Updated: 2022-11-19 Sat 19:42

Stampede2 User Guide - TACC User Portal

1. System Overview

1.1. KNL Compute Nodes

Stampede2 has 4,200 Knight’s Landing (KNL) compute nodes. An overview of the specifications of each node is as follows

Model Intel Xeon Phi 7250 (“Knights Landing”)
Total cores per KNL node 68 cores on a single socket
Hardware threads per core 4
Hardware threads per node 68 x 4 = 272
Clock rate 1.4GHz
RAM 96GB DDR4 plus 16GB high-speed MCDRAM. Configurable in two important ways
Cache 32KB L1 data cache/core; 1MB L2/two-core tile. In default config, MCDRAM
  operates as 16GB direct-mapped L3.

All but 504 KNL nodes have a 107GB /tmp partition on a 200GB Solid State Drive (SSD). The 504 KNLs originally installed as the Stampede1 KNL sub-system each have a 32GB /tmp partition on 112GB SSDs. The latter nodes currently make up the development, long and flat-quadrant queues.
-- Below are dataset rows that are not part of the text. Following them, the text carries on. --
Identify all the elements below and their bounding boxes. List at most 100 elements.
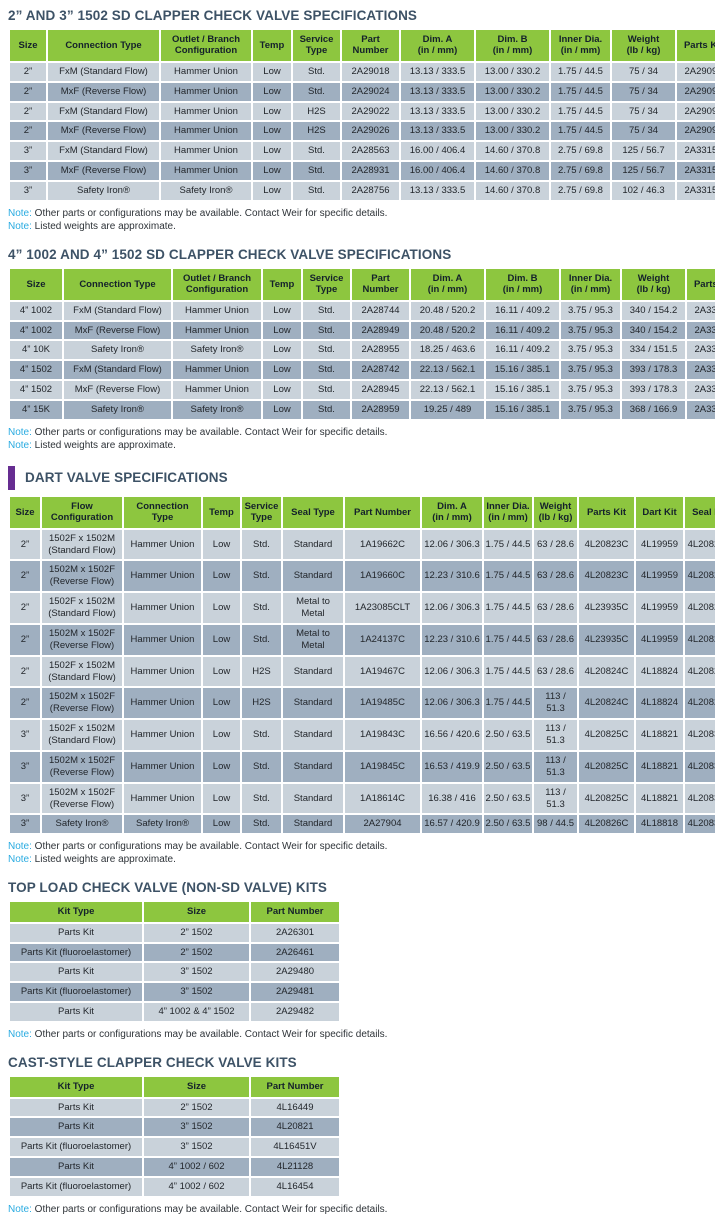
table-cell: 2.75 / 69.8	[551, 142, 610, 161]
header-cell: Part Number	[251, 902, 339, 922]
table-cell: 2”	[10, 624, 40, 655]
table-cell: 4L18821	[636, 783, 683, 814]
note-label: Note:	[8, 426, 32, 438]
table-row: 4” 1502 FxM (Standard Flow) Hammer Union Lo…	[10, 361, 715, 380]
table-cell: 1A18614C	[345, 783, 420, 814]
table-cell: 13.13 / 333.5	[401, 102, 474, 121]
spec-table: Size Connection Type Outlet / Branch Confi…	[8, 266, 715, 421]
header-cell: Outlet / Branch Configuration	[161, 30, 251, 61]
table-cell: 16.56 / 420.6	[422, 720, 482, 750]
table-cell: 63 / 28.6	[534, 561, 577, 592]
header-cell: Kit Type	[10, 1077, 142, 1097]
table-cell: Safety Iron®	[48, 182, 159, 200]
table-cell: 1502F x 1502M (Standard Flow)	[42, 529, 122, 560]
table-cell: 4” 15K	[10, 401, 62, 419]
note-label: Note:	[8, 439, 32, 451]
table-cell: 20.48 / 520.2	[411, 301, 484, 320]
table-cell: 3”	[10, 162, 46, 181]
table-cell: 14.60 / 370.8	[476, 182, 549, 200]
table-cell: 340 / 154.2	[622, 301, 685, 320]
note-label: Note:	[8, 1029, 32, 1041]
notes-block: Note: Other parts or configurations may …	[8, 207, 707, 233]
table-cell: 2A29481	[251, 983, 339, 1002]
table-cell: 2A28742	[352, 361, 409, 380]
table-cell: 4L16451V	[251, 1138, 339, 1157]
table-cell: 1.75 / 44.5	[484, 656, 532, 687]
table-cell: 2”	[10, 62, 46, 81]
table-cell: 113 / 51.3	[534, 751, 577, 782]
table-cell: Low	[203, 720, 240, 750]
table-row: 2” 1502M x 1502F (Reverse Flow) Hammer Uni…	[10, 624, 715, 655]
table-cell: Std.	[303, 301, 350, 320]
table-cell: Hammer Union	[124, 688, 201, 719]
table-cell: 2”	[10, 593, 40, 623]
table-cell: 3.75 / 95.3	[561, 301, 620, 320]
table-cell: H2S	[293, 102, 340, 121]
table-cell: 4L20830C	[685, 783, 715, 814]
table-cell: 2A29482	[251, 1003, 339, 1022]
note-text: Other parts or configurations may be ava…	[31, 1203, 388, 1215]
table-cell: 4L16449	[251, 1098, 339, 1117]
section-title: DART VALVE SPECIFICATIONS	[8, 465, 707, 490]
table-cell: 4L18824	[636, 656, 683, 687]
table-cell: 2A29018	[342, 62, 399, 81]
table-cell: 2A33163	[687, 341, 715, 360]
header-cell: Service Type	[242, 496, 281, 528]
table-cell: 1A23085CLT	[345, 593, 420, 623]
header-row: Size Connection Type Outlet / Branch Confi…	[10, 268, 715, 300]
section-title-text: 4” 1002 AND 4” 1502 SD CLAPPER CHECK VAL…	[8, 246, 452, 262]
table-cell: 16.00 / 406.4	[401, 142, 474, 161]
table-cell: Hammer Union	[124, 624, 201, 655]
table-cell: 2.50 / 63.5	[484, 783, 532, 814]
table-cell: Low	[253, 142, 291, 161]
table-row: Parts Kit (fluoroelastomer) 2” 1502 2A2646…	[10, 943, 339, 962]
table-cell: 3”	[10, 720, 40, 750]
table-cell: 1502M x 1502F (Reverse Flow)	[42, 783, 122, 814]
table-cell: 2A33163	[687, 301, 715, 320]
table-cell: 75 / 34	[612, 82, 675, 101]
table-cell: Std.	[303, 381, 350, 400]
table-cell: 12.23 / 310.6	[422, 561, 482, 592]
table-cell: 1502M x 1502F (Reverse Flow)	[42, 751, 122, 782]
table-cell: 2”	[10, 82, 46, 101]
table-cell: 1502F x 1502M (Standard Flow)	[42, 656, 122, 687]
table-cell: 1A19662C	[345, 529, 420, 560]
table-cell: 2”	[10, 122, 46, 141]
table-cell: 2A28955	[352, 341, 409, 360]
table-cell: Std.	[303, 341, 350, 360]
header-cell: Flow Configuration	[42, 496, 122, 528]
spec-table: Kit Type Size Part Number Parts Kit 2” 1502 4…	[8, 1075, 341, 1198]
table-cell: 3.75 / 95.3	[561, 341, 620, 360]
section: 2” AND 3” 1502 SD CLAPPER CHECK VALVE SP…	[8, 8, 715, 233]
header-cell: Outlet / Branch Configuration	[173, 268, 261, 300]
note-line: Note: Listed weights are approximate.	[8, 853, 707, 866]
table-cell: Hammer Union	[124, 593, 201, 623]
table-row: Parts Kit 4” 1002 & 4” 1502 2A29482	[10, 1003, 339, 1022]
table-row: 3” 1502M x 1502F (Reverse Flow) Hammer Uni…	[10, 751, 715, 782]
table-cell: 125 / 56.7	[612, 162, 675, 181]
table-cell: Standard	[283, 720, 343, 750]
table-cell: 14.60 / 370.8	[476, 162, 549, 181]
table-cell: Std.	[293, 182, 340, 200]
table-cell: 2”	[10, 656, 40, 687]
table-cell: Low	[263, 401, 301, 419]
table-row: 4” 1002 MxF (Reverse Flow) Hammer Union Low…	[10, 321, 715, 340]
table-cell: 2A27904	[345, 815, 420, 834]
table-cell: 3” 1502	[144, 983, 249, 1002]
table-cell: 2A26461	[251, 943, 339, 962]
table-cell: Low	[203, 624, 240, 655]
header-cell: Service Type	[303, 268, 350, 300]
section: TOP LOAD CHECK VALVE (NON-SD VALVE) KITS…	[8, 880, 707, 1041]
header-cell: Kit Type	[10, 902, 142, 922]
table-cell: 19.25 / 489	[411, 401, 484, 419]
header-cell: Dim. B (in / mm)	[486, 268, 559, 300]
table-cell: Parts Kit (fluoroelastomer)	[10, 983, 142, 1002]
table-cell: Hammer Union	[173, 381, 261, 400]
table-cell: 4L20824C	[579, 688, 634, 719]
section: 4” 1002 AND 4” 1502 SD CLAPPER CHECK VAL…	[8, 246, 715, 452]
table-cell: 1A19485C	[345, 688, 420, 719]
spec-document-page: 2” AND 3” 1502 SD CLAPPER CHECK VALVE SP…	[8, 8, 715, 1216]
table-cell: 4L20823C	[579, 529, 634, 560]
table-cell: 3.75 / 95.3	[561, 401, 620, 419]
table-cell: 2”	[10, 688, 40, 719]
Size of /tmp partitions as of 24 Apr 2018.

1.2. SKX Compute Nodes

Stampede2 hosts 1,738 SKX compute nodes.

Model Intel Xeon Platinum 8160 (“Skylake”)
Total cores per KNL node 48 cores on two socket (24 cores/socket)
Hardware threads per core 2
Hardware threads per node 48 x 2 = 96
Clock rate 2.1GHz nominal (1.4-3.7GHz depending on instruction set and number of active cores
RAM 192GB (2.67GHz) DDR4
Cache 32KB L1 data cache/core; 1MB L2/core. 33MB L2/socket.

Local storage on the SKX compute nodes is in tthe form of 144GB /tmp partitions on a 200GB SSD.

2. File Systems

Stampede2 mounts three shared Lustre file systems on which each user has account-specific directories for $HOME, $WORK, and $SCRATCH. Each of the file systems are available on all Stampede2 nodes.

File System Quota Key Features
$HOME 10GB; 200,000 files Not intended for parallel or high-intensity file operations
    Backed up regularly
    ~1PB Overall capacity. 2 Meta-Data Servers, 4 Object Storage Targets
    Not purged
$WORK 1TB; 3,000,000 files across all Not intended for parallel or high-intensity file operations
  TACC systems. On Global Shared FS mounted on most TACC systems.
    Not backed up
    Not purged
$SCRATCH no quota Overall ~30PB. 4 Meta-Data Servers. 66 Object Storage Targets
    Not backed up
    Files are subject to purge if access time >10 days old

$SCRATCH is a temporary storage space. Files not accessed in last 10 days will be subject to the purging. Reading or executing a file/script will update the access time. ls -ul can be used to view access times.

3. Accessing the system

Access to all TACC systems requires setting up MFA. This is done using the TACC Token App. This app provides a token for each login, that needs to be given while using ssh.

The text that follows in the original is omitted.